Kunal Kapoor: 'Veeram' is my most emotionally challenging role so far
Fresh off 'Dear Zindagi', Kunal Kapoor talks of playing the anti-hero for Malayalam filmmaker Jayaraj's 'Veeram', which is based on Shakespeare's 'Macbeth'
Kunal Kapoor learnt Kalaripayattu for his role in Malayalam film Veeram
His appearance in Gauri Shinde's Dear Zindagi as an ad film producer Raghuvender has managed to resonate with the audience. And now, Kunal Kapoor, the man with the easy dimpled smile has moved on to his next film — Tigmanshu Dhulia's Raagdesh, a film based on Indian National Army trials slated to release next-year."
The other project that he is busy with is the role of the anti-hero, for Malayalam filmmaker Jayaraj Rajasekharan Nair's (often referred to as just Jayaraj) Veeram, which was screened at the recently concluded International Film Festival of India (IFFI) in Goa and opened to rave reviews. The film, which is a historical drama, is an adaptation of William Shakespeare's Macbeth.
Shot with a reported budget of more than Rs 50 crore, the film has been made simultaneously in Malayalam, Hindi and English. In a chat with mid-day, Kunal talks of his selective appearance on screen, shooting for Veeram and how marriage to Naina Bachchan (Amitabh Bachchan's niece) has changed him.
Dear Zindagi is your third release in four years. Are you being selective about your roles?
I don't think I have ever been choosy about my work. Any actor would love to do as much work as possible. It's just that I didn't get enough scripts that were exciting. I don't want to take up work for the sake of being visible. Also, some times the industry typecasts you. So, I was offered roles similar to what I portrayed in my earlier films like Laaga Chunari Mein Daag, Aaja Nachle and Bachna Ae Haseeno. Now, I am doing some good work with my next release, Veeram. I am also in talks with a few other filmmakers. So, hopefully, you will see more of me in 2017.
How did Veeram happen?
Jayaraj sir approached me with the film and it was a dream come true to get a chance to work with somebody like him.
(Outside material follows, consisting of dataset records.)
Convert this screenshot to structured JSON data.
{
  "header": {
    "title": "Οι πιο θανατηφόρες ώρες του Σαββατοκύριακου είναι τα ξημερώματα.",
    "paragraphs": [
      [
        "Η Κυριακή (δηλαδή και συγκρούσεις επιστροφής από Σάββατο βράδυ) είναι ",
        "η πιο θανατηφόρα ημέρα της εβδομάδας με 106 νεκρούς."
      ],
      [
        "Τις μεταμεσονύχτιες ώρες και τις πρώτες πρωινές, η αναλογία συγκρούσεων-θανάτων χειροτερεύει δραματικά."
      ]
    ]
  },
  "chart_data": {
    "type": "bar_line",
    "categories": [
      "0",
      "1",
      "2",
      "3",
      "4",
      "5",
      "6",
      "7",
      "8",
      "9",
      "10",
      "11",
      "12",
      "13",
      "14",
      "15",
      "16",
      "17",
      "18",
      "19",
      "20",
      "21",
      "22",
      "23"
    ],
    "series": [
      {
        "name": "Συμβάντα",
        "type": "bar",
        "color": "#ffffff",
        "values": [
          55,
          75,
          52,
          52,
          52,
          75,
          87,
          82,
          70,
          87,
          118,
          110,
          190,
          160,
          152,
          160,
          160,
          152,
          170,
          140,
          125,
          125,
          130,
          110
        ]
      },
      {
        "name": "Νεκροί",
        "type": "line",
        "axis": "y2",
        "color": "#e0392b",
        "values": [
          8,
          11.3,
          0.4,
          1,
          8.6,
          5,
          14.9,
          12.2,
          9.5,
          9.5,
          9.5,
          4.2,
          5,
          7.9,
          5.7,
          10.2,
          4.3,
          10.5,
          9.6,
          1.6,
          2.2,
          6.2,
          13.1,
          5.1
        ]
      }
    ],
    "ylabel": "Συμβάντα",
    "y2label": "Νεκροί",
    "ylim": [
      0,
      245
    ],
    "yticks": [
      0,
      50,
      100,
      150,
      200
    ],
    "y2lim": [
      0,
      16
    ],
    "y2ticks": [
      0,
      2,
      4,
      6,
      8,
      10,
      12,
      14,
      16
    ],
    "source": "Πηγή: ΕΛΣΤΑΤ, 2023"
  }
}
I heard the script and immediately and gave my nod because the director saw me in a completely different way. It is a role which has so much transformation, layers, shades and complexities. The big question was how to bring a new perspective and at the same time retain the soul of the characters, but Jayaraj sir has done a fabulous job. This is the first time I am playing an anti-hero in a period film, and shooting in three languages so, there are many firsts for me with this film.
The film is based on William Shakespeare's Macbeth. Would you say that you have pushed your limits with your roles in Veeram?
Macbeth is always a challenging affair. My character starts as a celebrated warrior and ends up a ruthless tyrant. There are many different shades that I had to bring to this character. Also, with the film often being shot in three languages simultaneously, we'd finish the scene in Hindi, then repeat it in English followed by a take in Malayalam. Yet, we finished the entire film in 45 days. We shot almost 18 hours a day.
You went through a lot of physical transformation as well.
Yes, there was a lot of discussion of how my character would have to look on screen. Jayaraj Sir wanted me to gain muscle in order that I looked physically intimidating, so I had to bulk up. I hit the gym and put on almost 12 kg. I also learnt Kalaripayattu and got weapons training with urumi (a sword with a flexible whip-like blade) which helped me in the film as my character uses a lot of weapons. I had to make it look as natural as possible. Veeram is probably the most physically and emotionally challenging film I have done so far.
There have been comparisons to Bahubali.
It's unfair to make comparisons as the two are different. The scale, story and characters are poles apart. It's typical of what a lot of people do to compare something that is successful to something that comes after it. It's easy to put certain films in a box and find similarities, but this should not happen.
It's now been almost two years since your wedding. How has life changed?
Naina and I knew each other for six years before we got married in February 2015. So, she has always been comfortable with my profession. We constantly try and take time out for each other and spend as much time together as possible. Whenever our work permits, we take off for a holidays. So, it's been a great journey.
Does she complain if you are unable to give her time due to work commitments?
Not at all. She is happy that I have been doing some interesting work. She knows how much acting means to me and, therefore has been supportive of all the decisions that I have taken. Marriage has brought a lot of stability in my life.